Figure skating jumps are not that difficult to understand. The key to learning the jumps is to learn the basic skating terminology that lies beneath. Each jump has three parts: a take off, a rotation and a landing. Additionally, the take off and landing have a specific foot and a specific edge. The rotation has a direction which affects which foot and which edge defines the jump.
Sound confusing? It really isn't.
Most skaters rotate counter-clockwise (CCW), so in general, their jumps all look alike. About ten percent of skaters rotate clockwise (CW), some notables are five time US Champion Todd Eldrege and popular professional Rudy Galindo. When a CCW skater takes off for a jump, he or she does so on the opposite foot from the CW skater. It is the same jump, just mirrored. For the sake of simplicity, let's use CCWs jumps.
Once you consider the rotational direction, it is the take off and the landing which defines the jump. As noted, each jump has an associated foot and edge with each take off or landing. The loop, toeloop and half-loop all take off from the same foot, the right. The flip, Lutz and Salchow all take off from the left foot. The Axel takes off from the left as well.
Each jump has an associated edge for the take off. An edge is just a fancy way of saying which side of the foot the skater is leaning on. An outside edge means the skater is leaning over the outside of the skate, away from the center of his or her body. An inside edge means the skater is leaning on the inside of the foot, towards the center line of his or her body. The loop, toeloop, half-loop, Lutz and Axel all take off on an outside edge. The flip and Salchow take off on an inside edge.

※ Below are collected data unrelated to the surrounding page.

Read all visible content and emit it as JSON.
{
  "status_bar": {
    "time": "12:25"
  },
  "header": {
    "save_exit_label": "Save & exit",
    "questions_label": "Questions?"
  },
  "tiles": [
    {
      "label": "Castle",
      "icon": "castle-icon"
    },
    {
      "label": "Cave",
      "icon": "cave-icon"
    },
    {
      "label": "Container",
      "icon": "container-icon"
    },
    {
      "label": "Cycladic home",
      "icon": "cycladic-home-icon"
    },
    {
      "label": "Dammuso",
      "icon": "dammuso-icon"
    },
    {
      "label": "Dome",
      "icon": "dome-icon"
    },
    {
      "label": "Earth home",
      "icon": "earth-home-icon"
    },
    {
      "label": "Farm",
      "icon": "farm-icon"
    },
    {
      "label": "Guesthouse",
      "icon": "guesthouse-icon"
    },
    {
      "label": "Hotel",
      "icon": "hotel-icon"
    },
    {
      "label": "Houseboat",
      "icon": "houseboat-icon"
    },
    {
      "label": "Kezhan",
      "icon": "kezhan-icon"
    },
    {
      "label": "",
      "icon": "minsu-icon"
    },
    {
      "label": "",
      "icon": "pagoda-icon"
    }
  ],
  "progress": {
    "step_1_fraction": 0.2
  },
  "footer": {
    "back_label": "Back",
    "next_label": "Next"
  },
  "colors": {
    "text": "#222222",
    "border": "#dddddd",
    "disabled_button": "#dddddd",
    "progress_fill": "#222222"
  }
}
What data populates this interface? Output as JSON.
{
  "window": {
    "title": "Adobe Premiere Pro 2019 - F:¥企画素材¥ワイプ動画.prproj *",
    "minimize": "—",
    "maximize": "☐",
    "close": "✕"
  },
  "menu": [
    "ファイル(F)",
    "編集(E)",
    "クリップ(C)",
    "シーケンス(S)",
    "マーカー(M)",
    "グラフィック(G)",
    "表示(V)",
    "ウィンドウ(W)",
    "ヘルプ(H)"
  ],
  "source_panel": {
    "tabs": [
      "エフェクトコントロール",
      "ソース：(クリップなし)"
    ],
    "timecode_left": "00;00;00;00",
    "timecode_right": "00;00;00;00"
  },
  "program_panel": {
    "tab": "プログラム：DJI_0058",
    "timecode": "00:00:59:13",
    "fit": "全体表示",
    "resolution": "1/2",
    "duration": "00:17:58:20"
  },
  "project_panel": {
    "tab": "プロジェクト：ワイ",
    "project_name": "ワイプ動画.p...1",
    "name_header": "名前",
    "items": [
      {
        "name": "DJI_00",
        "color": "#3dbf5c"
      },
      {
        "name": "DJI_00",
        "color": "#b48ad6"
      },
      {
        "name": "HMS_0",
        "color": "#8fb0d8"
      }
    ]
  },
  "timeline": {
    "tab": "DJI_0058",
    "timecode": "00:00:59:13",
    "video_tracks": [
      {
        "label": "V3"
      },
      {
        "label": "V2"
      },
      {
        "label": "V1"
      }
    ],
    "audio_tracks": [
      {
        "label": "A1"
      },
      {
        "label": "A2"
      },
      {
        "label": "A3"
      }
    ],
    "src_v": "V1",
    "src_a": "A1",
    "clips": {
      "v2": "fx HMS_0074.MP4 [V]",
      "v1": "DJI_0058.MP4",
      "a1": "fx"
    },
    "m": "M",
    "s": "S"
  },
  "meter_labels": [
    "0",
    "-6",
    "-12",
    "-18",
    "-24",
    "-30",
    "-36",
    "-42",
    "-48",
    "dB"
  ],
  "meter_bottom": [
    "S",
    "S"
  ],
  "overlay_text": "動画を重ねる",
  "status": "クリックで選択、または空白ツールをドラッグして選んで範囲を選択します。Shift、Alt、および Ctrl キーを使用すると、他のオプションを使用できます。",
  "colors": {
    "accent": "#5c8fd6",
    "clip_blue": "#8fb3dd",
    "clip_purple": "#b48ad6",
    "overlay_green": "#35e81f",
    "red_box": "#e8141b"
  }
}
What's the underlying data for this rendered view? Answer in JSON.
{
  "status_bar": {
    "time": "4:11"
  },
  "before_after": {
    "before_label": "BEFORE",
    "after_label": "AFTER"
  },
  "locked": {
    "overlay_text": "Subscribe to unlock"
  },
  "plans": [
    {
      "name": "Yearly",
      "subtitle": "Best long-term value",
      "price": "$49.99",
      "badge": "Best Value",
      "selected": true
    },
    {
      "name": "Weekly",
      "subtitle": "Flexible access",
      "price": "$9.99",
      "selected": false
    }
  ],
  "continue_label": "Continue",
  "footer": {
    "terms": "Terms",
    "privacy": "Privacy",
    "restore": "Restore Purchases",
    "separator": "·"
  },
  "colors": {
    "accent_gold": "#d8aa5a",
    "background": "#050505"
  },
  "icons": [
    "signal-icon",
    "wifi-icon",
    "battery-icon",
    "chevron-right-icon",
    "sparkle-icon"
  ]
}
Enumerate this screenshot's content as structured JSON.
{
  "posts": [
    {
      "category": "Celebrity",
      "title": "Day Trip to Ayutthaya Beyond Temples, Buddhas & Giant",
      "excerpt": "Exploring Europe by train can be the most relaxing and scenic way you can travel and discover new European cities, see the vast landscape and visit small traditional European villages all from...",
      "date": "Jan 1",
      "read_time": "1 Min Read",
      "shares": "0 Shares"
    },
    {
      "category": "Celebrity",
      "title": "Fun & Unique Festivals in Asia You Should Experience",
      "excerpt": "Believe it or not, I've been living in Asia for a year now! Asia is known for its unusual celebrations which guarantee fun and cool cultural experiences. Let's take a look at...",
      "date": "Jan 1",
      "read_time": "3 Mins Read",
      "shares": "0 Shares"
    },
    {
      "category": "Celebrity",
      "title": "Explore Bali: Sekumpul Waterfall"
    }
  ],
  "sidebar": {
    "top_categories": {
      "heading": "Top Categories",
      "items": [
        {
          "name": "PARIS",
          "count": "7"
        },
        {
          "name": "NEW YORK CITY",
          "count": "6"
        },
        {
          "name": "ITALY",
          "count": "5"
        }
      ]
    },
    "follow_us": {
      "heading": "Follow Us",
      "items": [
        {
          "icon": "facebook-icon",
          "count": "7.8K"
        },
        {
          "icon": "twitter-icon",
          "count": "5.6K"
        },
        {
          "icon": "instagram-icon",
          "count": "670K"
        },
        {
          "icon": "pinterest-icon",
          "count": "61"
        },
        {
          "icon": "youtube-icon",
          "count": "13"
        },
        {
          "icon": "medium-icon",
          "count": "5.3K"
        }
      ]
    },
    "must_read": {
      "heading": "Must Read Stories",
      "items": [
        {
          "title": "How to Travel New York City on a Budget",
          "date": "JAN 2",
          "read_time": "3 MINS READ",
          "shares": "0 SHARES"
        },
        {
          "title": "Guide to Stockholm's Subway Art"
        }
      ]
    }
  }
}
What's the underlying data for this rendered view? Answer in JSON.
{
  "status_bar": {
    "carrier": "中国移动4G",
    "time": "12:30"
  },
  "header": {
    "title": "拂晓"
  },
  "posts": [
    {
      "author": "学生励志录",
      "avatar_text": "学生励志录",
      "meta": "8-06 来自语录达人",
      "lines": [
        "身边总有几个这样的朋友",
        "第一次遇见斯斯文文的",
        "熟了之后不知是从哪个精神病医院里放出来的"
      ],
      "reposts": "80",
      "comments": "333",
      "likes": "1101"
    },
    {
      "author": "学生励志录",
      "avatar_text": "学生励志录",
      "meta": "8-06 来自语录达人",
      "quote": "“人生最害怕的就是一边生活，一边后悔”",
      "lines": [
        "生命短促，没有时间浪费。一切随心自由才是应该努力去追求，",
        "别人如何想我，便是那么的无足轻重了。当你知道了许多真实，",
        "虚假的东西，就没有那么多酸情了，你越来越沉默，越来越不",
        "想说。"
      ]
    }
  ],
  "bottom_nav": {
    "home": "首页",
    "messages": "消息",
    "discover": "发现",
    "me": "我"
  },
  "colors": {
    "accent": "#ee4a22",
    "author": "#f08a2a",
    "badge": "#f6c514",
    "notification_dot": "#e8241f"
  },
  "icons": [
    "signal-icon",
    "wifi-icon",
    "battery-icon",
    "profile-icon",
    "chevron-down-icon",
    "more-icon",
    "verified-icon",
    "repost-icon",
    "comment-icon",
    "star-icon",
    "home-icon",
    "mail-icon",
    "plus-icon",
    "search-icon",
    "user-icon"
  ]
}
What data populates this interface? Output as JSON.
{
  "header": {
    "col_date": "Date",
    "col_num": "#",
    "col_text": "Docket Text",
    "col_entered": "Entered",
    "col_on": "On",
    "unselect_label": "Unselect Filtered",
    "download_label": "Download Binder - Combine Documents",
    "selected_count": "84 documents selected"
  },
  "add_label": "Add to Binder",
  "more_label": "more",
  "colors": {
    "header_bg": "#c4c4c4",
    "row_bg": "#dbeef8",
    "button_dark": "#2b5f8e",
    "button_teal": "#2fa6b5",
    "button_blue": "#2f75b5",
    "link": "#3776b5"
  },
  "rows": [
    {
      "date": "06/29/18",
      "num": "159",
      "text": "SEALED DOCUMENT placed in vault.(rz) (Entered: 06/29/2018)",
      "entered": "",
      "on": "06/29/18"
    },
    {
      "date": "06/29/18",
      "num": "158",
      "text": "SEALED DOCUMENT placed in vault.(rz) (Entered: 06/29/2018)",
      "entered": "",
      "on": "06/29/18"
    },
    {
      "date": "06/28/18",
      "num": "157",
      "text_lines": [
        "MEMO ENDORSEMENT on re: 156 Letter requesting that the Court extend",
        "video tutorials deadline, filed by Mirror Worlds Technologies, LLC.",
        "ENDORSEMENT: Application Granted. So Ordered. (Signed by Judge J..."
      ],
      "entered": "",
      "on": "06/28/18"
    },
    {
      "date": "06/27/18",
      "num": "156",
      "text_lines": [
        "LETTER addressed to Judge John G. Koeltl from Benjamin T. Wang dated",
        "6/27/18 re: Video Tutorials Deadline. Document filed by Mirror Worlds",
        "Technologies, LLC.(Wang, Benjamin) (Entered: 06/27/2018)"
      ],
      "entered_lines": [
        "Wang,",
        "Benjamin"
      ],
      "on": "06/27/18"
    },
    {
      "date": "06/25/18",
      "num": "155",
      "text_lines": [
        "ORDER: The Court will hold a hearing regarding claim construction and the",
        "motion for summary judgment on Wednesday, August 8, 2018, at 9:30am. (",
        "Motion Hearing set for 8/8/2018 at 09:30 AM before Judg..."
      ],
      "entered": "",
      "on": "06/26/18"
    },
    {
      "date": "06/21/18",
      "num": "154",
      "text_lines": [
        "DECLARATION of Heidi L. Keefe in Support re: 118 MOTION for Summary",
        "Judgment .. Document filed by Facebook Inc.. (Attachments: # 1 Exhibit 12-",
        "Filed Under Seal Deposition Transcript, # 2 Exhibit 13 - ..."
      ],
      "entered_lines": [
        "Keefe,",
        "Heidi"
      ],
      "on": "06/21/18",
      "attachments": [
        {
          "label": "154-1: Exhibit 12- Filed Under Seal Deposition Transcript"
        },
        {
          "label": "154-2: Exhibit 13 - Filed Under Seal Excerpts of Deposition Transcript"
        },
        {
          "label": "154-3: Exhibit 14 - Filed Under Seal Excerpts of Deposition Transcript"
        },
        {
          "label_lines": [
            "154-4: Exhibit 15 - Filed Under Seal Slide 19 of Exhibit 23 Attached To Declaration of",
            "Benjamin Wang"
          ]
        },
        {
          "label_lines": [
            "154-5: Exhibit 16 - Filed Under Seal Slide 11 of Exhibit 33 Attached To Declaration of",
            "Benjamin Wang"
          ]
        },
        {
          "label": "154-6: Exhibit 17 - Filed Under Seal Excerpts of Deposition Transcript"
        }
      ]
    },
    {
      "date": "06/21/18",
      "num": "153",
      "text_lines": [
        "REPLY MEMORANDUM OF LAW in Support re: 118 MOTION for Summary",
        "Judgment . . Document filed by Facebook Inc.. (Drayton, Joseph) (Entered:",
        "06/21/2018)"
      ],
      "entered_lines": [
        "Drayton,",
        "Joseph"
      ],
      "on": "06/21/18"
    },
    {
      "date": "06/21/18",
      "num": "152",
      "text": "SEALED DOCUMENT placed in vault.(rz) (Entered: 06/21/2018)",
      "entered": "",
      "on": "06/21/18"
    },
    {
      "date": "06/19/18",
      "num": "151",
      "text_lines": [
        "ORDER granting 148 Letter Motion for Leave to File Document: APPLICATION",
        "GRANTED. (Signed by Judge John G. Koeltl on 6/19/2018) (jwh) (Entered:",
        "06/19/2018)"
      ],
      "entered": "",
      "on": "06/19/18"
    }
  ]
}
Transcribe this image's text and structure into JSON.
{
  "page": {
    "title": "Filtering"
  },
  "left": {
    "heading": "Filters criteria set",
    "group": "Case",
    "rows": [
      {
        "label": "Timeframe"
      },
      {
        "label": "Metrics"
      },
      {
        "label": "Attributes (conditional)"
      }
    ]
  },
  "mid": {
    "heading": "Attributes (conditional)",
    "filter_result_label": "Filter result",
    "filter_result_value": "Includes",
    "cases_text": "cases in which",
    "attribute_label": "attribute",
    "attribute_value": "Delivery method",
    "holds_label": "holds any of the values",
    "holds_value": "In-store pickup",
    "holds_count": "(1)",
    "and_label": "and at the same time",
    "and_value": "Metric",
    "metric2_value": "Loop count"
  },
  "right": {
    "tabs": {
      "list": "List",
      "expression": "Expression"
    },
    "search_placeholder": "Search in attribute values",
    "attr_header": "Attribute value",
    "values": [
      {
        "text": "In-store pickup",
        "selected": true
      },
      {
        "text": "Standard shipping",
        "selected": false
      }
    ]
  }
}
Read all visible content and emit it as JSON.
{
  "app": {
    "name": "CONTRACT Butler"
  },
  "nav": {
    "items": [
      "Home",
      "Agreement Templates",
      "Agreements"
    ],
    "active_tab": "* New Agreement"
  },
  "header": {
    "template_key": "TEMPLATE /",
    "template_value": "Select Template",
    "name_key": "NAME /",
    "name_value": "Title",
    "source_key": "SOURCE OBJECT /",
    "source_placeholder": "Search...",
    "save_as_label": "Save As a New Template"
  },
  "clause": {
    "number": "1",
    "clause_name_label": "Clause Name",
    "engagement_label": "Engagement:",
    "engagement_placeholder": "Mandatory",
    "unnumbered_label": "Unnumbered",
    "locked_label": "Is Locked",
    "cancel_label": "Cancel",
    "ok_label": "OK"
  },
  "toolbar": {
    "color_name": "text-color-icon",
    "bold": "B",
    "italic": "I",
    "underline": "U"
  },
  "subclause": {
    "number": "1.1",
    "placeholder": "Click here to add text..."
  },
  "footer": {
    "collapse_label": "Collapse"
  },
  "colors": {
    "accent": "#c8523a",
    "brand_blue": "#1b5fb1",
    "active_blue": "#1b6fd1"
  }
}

Once the skater gets into the air, he or she must rotate. All the common jumps except the Axel have an even number of rotations. A single jump has one rotation; a double, two; a triple, three; and a quad, four. The Axel is the exception. A single Axel has one-and-a-half rotations. A double Axel has two-and-a-half rotations; a triple, three-and-a-half and so on. The reason that the Axel has that extra half rotation is that it takes off from a forward direction of travel and lands with the skater's back to the direction of travel. All the other jumps take off backward and land backward.
Each jump finishes with the landing. All the jumps are landed on the right foot on an outside edge except for the half-loop, which is landed on the left foot on the inside edge. The half-loop is often seen only as a single for this reason.
Figure skating is not rocket science. You, too, can learn to identify all the jumps. It's as easy as one, two, three; take off, rotate, and land.